La líder del gobierno de la Ciudad de México, Claudia Sheinbaum, brindó este martes una aclaración exhaustiva acerca de la suspensión del plan del Nuevo Aeropuerto Internacional de México (NAIM) en Texcoco, simultáneamente contestando a las críticas recientes del exmandatario Enrique Peña Nieto, quien desafió la decisión y rechazó la existencia de anomalías en el proyecto.
Durante su conferencia matutina, Sheinbaum subrayó que la decisión de cancelar el NAIM en Texcoco se debió principalmente a factores técnicos y medioambientales que comprometían la viabilidad y seguridad del proyecto. Indicó que el área donde se planeaba edificar la terminal tenía problemas geotécnicos desfavorables, incluyendo hundimientos del suelo y la presencia de un lago subterráneo antiguo que representaba un peligro constante para la infraestructura. Además, mencionó que esa región tenía funciones ecológicas cruciales como regulador de agua en la capital, por lo que edificar allí habría aumentado el riesgo de inundaciones.
La mandataria capitalina también reveló que detrás del proyecto original existía un importante negocio inmobiliario vinculado al terreno del actual Aeropuerto Internacional de la Ciudad de México (AICM). Indicó que se planeaba desarrollar una zona similar a Santa Fe, con la venta de cientos de hectáreas para proyectos privados de vivienda y oficinas, calificando este componente como “el gran negocio” que estaba asociado con la construcción del NAIM.

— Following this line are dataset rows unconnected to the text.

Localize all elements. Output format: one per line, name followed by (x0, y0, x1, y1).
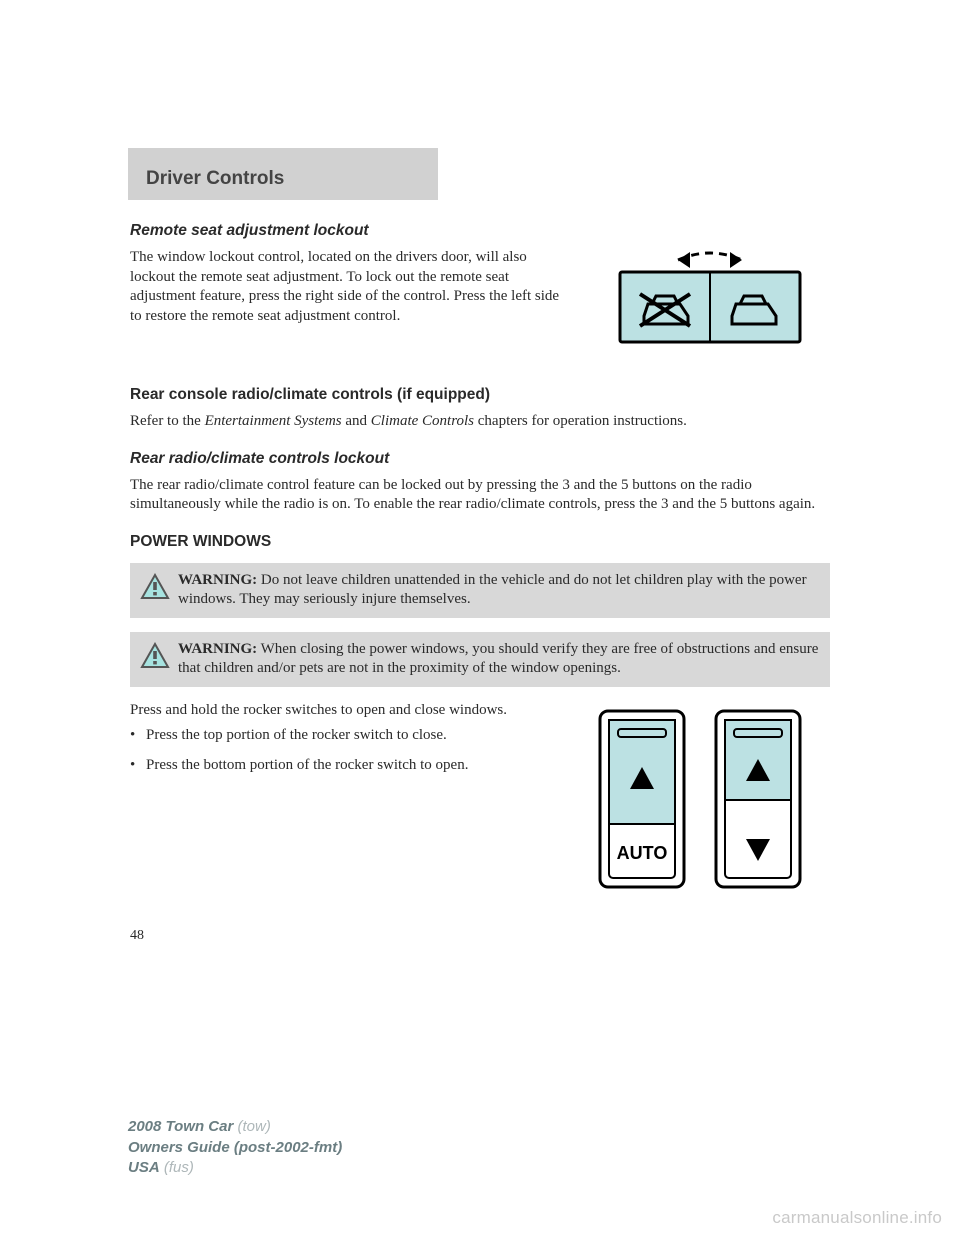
footer-region: USA (128, 1159, 160, 1176)
lockout-switch-icon (590, 248, 830, 363)
body-remote-seat: The window lockout control, located on t… (130, 248, 570, 368)
footer-line-2: Owners Guide (post-2002-fmt) (128, 1138, 342, 1158)
figure-lockout-switch (590, 248, 830, 368)
row-window-switches: Press and hold the rocker switches to op… (130, 701, 830, 906)
warning-text: Do not leave children unattended in the … (178, 572, 807, 608)
list-item: Press the bottom portion of the rocker s… (130, 756, 550, 776)
text-fragment: Refer to the (130, 413, 205, 429)
footer-region-code: (fus) (164, 1159, 194, 1176)
figure-window-switches: AUTO (570, 701, 830, 906)
warning-label: WARNING: (178, 641, 257, 657)
page-content: Driver Controls Remote seat adjustment l… (0, 0, 960, 944)
warning-icon (140, 642, 170, 670)
warning-icon (140, 573, 170, 601)
footer-line-3: USA (fus) (128, 1158, 342, 1178)
text-em: Climate Controls (371, 413, 474, 429)
row-remote-seat: The window lockout control, located on t… (130, 248, 830, 368)
footer-model-code: (tow) (238, 1118, 271, 1135)
bullet-list: Press the top portion of the rocker swit… (130, 726, 550, 775)
body-switch-intro: Press and hold the rocker switches to op… (130, 701, 550, 721)
warning-box-2: WARNING: When closing the power windows,… (130, 632, 830, 687)
watermark: carmanualsonline.info (772, 1208, 942, 1228)
warning-label: WARNING: (178, 572, 257, 588)
warning-text: When closing the power windows, you shou… (178, 641, 818, 677)
warning-box-1: WARNING: Do not leave children unattende… (130, 563, 830, 618)
window-switch-icon: AUTO (570, 701, 830, 901)
heading-rear-lockout: Rear radio/climate controls lockout (130, 450, 830, 468)
footer: 2008 Town Car (tow) Owners Guide (post-2… (128, 1117, 342, 1178)
footer-model: 2008 Town Car (128, 1118, 233, 1135)
text-fragment: and (342, 413, 371, 429)
footer-line-1: 2008 Town Car (tow) (128, 1117, 342, 1137)
chapter-header: Driver Controls (128, 148, 438, 200)
heading-rear-console: Rear console radio/climate controls (if … (130, 386, 830, 404)
page-number: 48 (130, 928, 830, 944)
text-em: Entertainment Systems (205, 413, 342, 429)
chapter-title: Driver Controls (146, 168, 420, 190)
body-rear-console: Refer to the Entertainment Systems and C… (130, 412, 830, 432)
body-rear-lockout: The rear radio/climate control feature c… (130, 476, 830, 515)
heading-power-windows: POWER WINDOWS (130, 533, 830, 551)
window-switches-text: Press and hold the rocker switches to op… (130, 701, 550, 906)
switch-auto-label: AUTO (617, 843, 668, 863)
text-fragment: chapters for operation instructions. (474, 413, 687, 429)
list-item: Press the top portion of the rocker swit… (130, 726, 550, 746)
heading-remote-seat-lockout: Remote seat adjustment lockout (130, 222, 830, 240)
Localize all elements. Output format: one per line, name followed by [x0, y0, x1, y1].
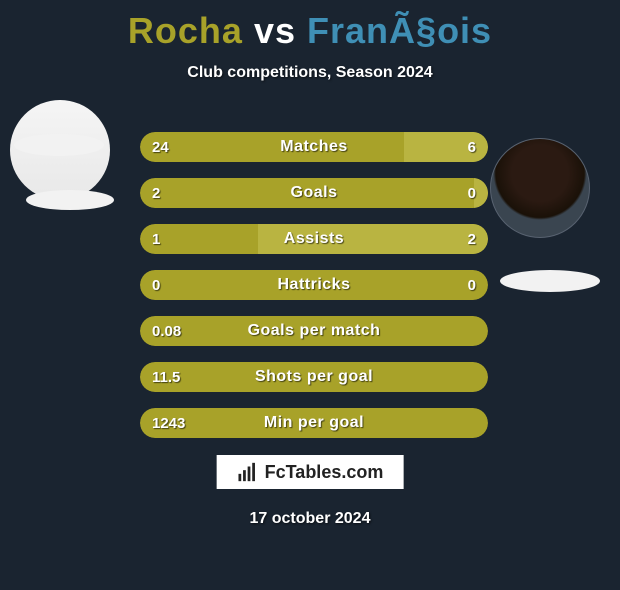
stat-label: Matches: [140, 132, 488, 162]
stat-bar: 11.5Shots per goal: [140, 362, 488, 392]
date-label: 17 october 2024: [0, 510, 620, 528]
stat-bar: 12Assists: [140, 224, 488, 254]
subtitle: Club competitions, Season 2024: [0, 64, 620, 82]
stat-bar: 20Goals: [140, 178, 488, 208]
stat-label: Goals: [140, 178, 488, 208]
brand-text: FcTables.com: [265, 462, 384, 483]
stat-bar: 00Hattricks: [140, 270, 488, 300]
comparison-chart: 246Matches 20Goals 12Assists 00Hattricks 0.0…: [140, 132, 488, 454]
stat-label: Assists: [140, 224, 488, 254]
title-right: FranÃ§ois: [307, 10, 492, 51]
page-title: Rocha vs FranÃ§ois: [0, 10, 620, 52]
title-left: Rocha: [128, 10, 243, 51]
stat-label: Hattricks: [140, 270, 488, 300]
stat-bar: 1243Min per goal: [140, 408, 488, 438]
decor-ellipse: [500, 270, 600, 292]
decor-ellipse: [14, 134, 104, 156]
title-vs: vs: [254, 10, 296, 51]
stat-bar: 246Matches: [140, 132, 488, 162]
player-right-avatar: [490, 138, 590, 238]
stat-label: Goals per match: [140, 316, 488, 346]
chart-icon: [237, 461, 259, 483]
stat-bar: 0.08Goals per match: [140, 316, 488, 346]
stat-label: Min per goal: [140, 408, 488, 438]
brand-badge: FcTables.com: [217, 455, 404, 489]
stat-label: Shots per goal: [140, 362, 488, 392]
decor-ellipse: [26, 190, 114, 210]
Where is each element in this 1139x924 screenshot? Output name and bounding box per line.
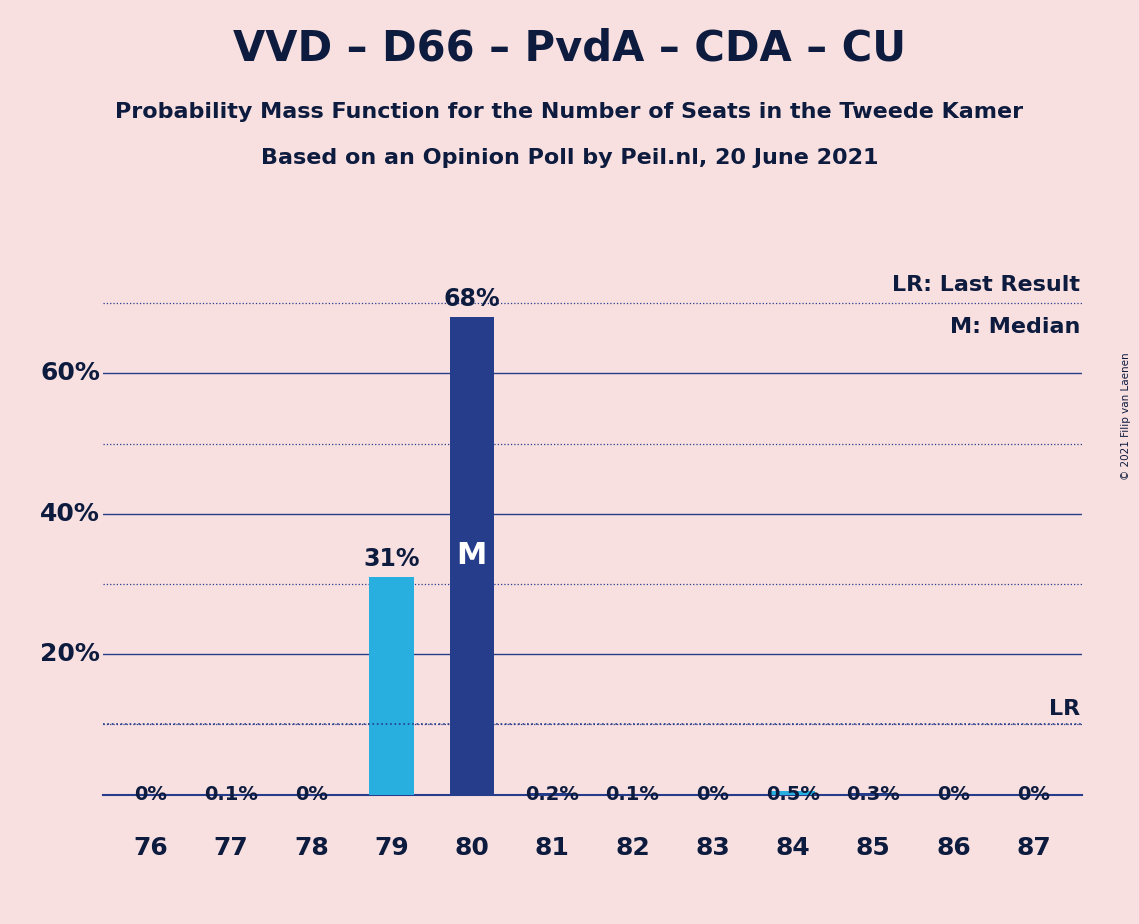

Ante las críticas de Peña Nieto, quien afirmó que no había evidencia de corrupción vinculada al aeropuerto y expresó su asombro por la cancelación del proyecto, Sheinbaum afirmó que la elección del gobierno actual se basó en estudios técnicos y en la obligación de preservar el medio ambiente y la seguridad de los ciudadanos. Destacó que la administración federal decidió construir el Aeropuerto Internacional Felipe Ángeles, en Santa Lucía, tras llevar a cabo una consulta pública en 2018, que apoyó esta opción.
La controversia alrededor del aeropuerto en Texcoco resurgió con la emisión reciente de un documental que analiza las implicaciones económicas, ambientales y políticas derivadas de la cancelación. En dicho material se incluyen testimonios de funcionarios, expertos y ciudadanos involucrados en el proceso de consulta y en la construcción posterior de la nueva terminal aérea en Santa Lucía.
La suspensión del NAIM en 2019 se convirtió en una de las decisiones más controvertidas del gobierno actual, lo que provocó un acalorado debate entre la opinión pública y varios sectores políticos, empresariales y sociales. Algunos argumentaron que era esencial para prevenir impactos ambientales y controlar el gasto, mientras que otros la cuestionaron por la presunta falta de transparencia y los costos económicos ligados a la cancelación y el cambio de dirección del proyecto aeroportuario.
Sheinbaum reafirmó su dedicación a la transparencia y la rendición de cuentas, afirmando que tanto ella como su equipo seguirán revisando y monitoreando los proyectos de infraestructura para asegurar que se ajusten a las necesidades y prioridades de la comunidad, además de estar en línea con los principios de sostenibilidad y equidad social.
El debate sobre la continuidad del aeropuerto de Texcoco y las decisiones relacionadas ocupa un lugar destacado en las discusiones políticas y sociales de la nación. Las diversas opiniones muestran visiones opuestas sobre el crecimiento urbano, la conservación ambiental y la gestión de los fondos públicos. La perspectiva de Sheinbaum refleja el punto de vista oficial del gobierno actual, que da prioridad a la sostenibilidad y la equidad en las decisiones estratégicas para la infraestructura del país.
En definitiva, la explicación de la jefa de gobierno busca clarificar las razones que motivaron una de las decisiones más trascendentales del actual sexenio, en medio de críticas y defensas que continúan polarizando la opinión pública. El caso del aeropuerto en Texcoco se mantiene como un símbolo de los retos y controversias que enfrentan las políticas de infraestructura en México, entre la viabilidad técnica, el cuidado ambiental y los intereses económicos y sociales en juego.